Haushund

aus Biologie.ch, der freien Wissensdatenbank

Der Haushund (Canis lupus familiaris) stammt vom Wolf ab. Die Domestikation fand vor mindestens 100'000 Jahren statt. Der Hund gehört zum Menschen so wie das Feuer oder das Messer (Faustkeil etc.). Der Mensch is ohne Hund fast nicht denkbar. Sie gehören seit Jahrtausenden zusammen.

Anatomie

Gebiss

Das bleibende Gebiss der Hunde hat 42 Zähne. Es hat in jeder Kieferhälfte 3 Schneidezähne, einen Eckzahn und 4 vordere Backenzähne. Im Oberkiefer gibt es 2, im Unterkiefer 3 hintere Backenzähne.

Jeweils einer der Backenzähne ist besonders kräftig und wird als Reißzahn (Dens sectorius) bezeichnet. Im Oberkiefer ist es der P4 (vorderer Backenzahn (Prämolar) 4), im Unterkiefer der M1 (hinterer Backenzahn (Molar) 1) , also immer der drittletzte Zahn. Beide greifen wie eine Schere ineinander und dienen zum Zerreißen der Nahrung.

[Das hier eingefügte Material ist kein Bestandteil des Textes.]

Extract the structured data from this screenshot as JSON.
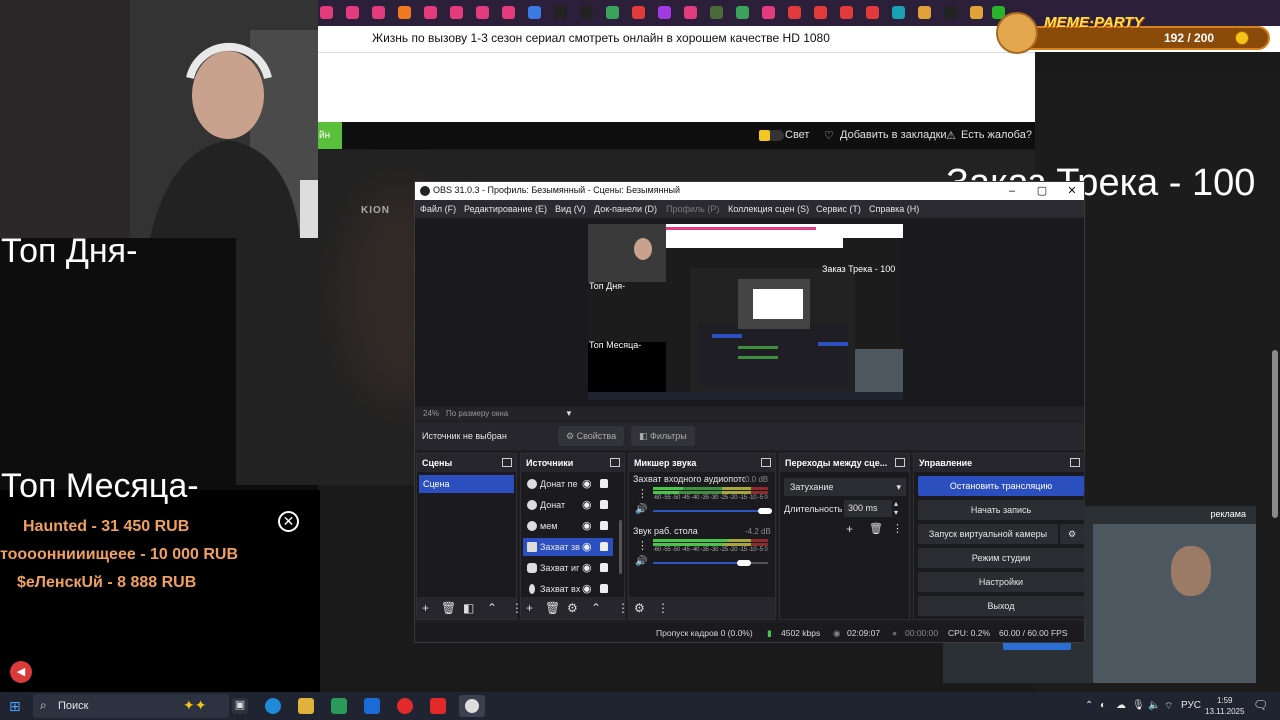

Die Zahnstellung ist bei den einzelnen Hunderassen sehr variabel. Beim Normaltyp (also dem des Wolfes entsprechend, zum Beispiel Deutscher Schäferhund) greifen die Schneidezähne des Unterkiefers unmittelbar hinter die des Oberkiefers. Bei kurzköpfigen (brachyzephalen) Rassen, wie Deutscher Boxer und Pekinese, ist der Unterkiefer deutlich länger als der Oberkiefer, so dass die unteren Schneide- und Eckzähne deutlich vor denen der oberen stehen (Vorbiss, Brachygnathia superior). Bei Rassen mit langem und schmalen Schädel, wie Barsoi, Whippet und Collie, sind die Verhältnisse umgekehrt. Diese Rassen zeigen einen Hinter- oder Rückbiss (Brachygnathia inferior).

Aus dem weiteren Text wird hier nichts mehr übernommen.